In 2006 and 2007, Riverview shifted again.
They hired a Minneapolis-based immigration lawyer who helped them secure some of their workers through a special Professional (TN) visa, available as a part of the North American Free Trade Agreement. The lawyer pointed them toward the “TN visa” as a way to fill some positions. The TN visa is for one- or three-year periods and is available through a U.S. Consulate in Mexico, where Mexican workers go to get their visas.
A key condition is that the TN visa holder must hold a five-year professional degree. And to work in the U.S. dairy industry, that education must be in something relevant like animal science, veterinary science, or animal breeding.
In 2006, Riverview’s Antonio Mendez, head of production in the company’s dairies, travel to Mexico to personally find recruits for the TN visas — a slow and expensive process.
“Besides the credentials, we were looking for people who shared our ‘core values,’” Wulf says. “You want to make sure this is what they really want to do.”
The core values: simplicity, humility, integrity, work ethic and candor.
In 2007, Riverview hired a Mexican-based recruiter from Queretaro, a city northwest of Mexico City. The recruiter is a lawyer by trade his father and two of his brothers had worked at Riverview sites in the past. He visits colleges, gives presentations about Riverview (including photos of blizzards) and helps applicants prepare packets and work through the paperwork. Riverview site managers do a second phone interview with the applicants.
Generally, workers operate under four kinds of credentials:
- Green cards: About 180 of Riverview’s 320 Hispanic workers have green cards, meaning they’re permanent U.S. residents, but not U.S. citizens. These are legal to work inside the dairy.

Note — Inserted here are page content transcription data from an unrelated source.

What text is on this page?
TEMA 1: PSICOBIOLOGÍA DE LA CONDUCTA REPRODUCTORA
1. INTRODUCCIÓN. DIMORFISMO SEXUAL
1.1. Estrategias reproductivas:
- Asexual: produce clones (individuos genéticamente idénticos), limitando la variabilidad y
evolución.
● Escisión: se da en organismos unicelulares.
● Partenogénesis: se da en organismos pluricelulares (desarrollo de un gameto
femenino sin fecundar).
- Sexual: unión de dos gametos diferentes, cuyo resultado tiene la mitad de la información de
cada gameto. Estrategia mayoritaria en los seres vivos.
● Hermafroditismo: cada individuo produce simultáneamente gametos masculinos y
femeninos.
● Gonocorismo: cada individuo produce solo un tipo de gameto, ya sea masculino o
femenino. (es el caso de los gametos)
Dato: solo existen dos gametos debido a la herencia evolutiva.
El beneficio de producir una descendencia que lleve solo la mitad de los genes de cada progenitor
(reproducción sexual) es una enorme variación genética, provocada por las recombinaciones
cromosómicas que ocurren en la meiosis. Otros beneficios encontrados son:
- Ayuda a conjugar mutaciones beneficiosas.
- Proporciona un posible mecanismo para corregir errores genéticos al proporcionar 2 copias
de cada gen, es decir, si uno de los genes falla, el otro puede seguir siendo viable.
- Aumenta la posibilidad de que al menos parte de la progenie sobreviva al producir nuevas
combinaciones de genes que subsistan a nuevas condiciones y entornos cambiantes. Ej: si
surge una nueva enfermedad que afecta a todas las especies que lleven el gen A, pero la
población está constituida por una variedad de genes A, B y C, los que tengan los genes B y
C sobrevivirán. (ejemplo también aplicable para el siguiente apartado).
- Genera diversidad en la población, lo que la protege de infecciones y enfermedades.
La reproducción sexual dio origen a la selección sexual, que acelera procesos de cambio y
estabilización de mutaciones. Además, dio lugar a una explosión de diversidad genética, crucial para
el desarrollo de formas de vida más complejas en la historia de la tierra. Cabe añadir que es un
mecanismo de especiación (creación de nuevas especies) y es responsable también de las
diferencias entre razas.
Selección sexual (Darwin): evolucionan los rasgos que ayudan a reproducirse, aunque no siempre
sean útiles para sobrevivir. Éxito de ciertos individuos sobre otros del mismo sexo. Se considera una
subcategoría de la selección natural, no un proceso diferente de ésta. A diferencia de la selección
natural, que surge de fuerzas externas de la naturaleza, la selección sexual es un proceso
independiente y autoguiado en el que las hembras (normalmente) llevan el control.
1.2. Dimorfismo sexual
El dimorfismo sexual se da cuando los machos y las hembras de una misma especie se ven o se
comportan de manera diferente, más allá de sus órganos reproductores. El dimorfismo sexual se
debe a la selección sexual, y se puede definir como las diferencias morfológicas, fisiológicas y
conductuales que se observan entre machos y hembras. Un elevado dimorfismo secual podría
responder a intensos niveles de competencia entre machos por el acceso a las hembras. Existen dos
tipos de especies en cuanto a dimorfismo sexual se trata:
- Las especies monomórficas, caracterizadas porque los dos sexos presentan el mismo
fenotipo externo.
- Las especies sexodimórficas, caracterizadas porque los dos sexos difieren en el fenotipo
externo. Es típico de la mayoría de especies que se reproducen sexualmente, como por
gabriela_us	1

“There is no visa for people to work inside a dairy, milking cows,” Wulf says.
- Professional TN visas: Another 100 or so are in the U.S. on the Professional TN visas. A year ago all of those visas were limited to one-year visas. With those, the visa holder must go back to Mexico annually and go through the process again, which also gives them an opportunity to visit home.
- H2A seasonal visas: Thirty to 40 people have H2A seasonal visas. These are seasonal worker, either for agronomy — things like picking rock, harvesting crops, doing field work, spreading manure — or agricultural construction.
- H1B visas: Riverview has about six H1B holders. These are similar to the TNs, except they are capped at 66,000 visas nationally, and are not just for agricultural work. This visa is more expensive than the TN, which must be renewed every year. The H1B also must be renewed annually, but renewal is more assured. The next step is a green card and then citizenship.
“We do want people to be long-term employees,” Wulf says. “That’s our goal.”
Many of the workers are in their early to mid-20s. About a third are married, but only about 20 current workers have brought their families.
In 2000, Riverview’s Mexican workers lived primarily in nearby towns, renting houses. By 2004, the company built its first on-site apartments. Today, all of the sites have living quarters and the vast majority live on-site. This allows workers to walk to their jobs and avoid the expense of a car. Apartments are built in four- or six-unit models, each with six workers. Workers pay a modest rent, which includes utility, local phone and Internet, and function somewhat similar to college dormitories.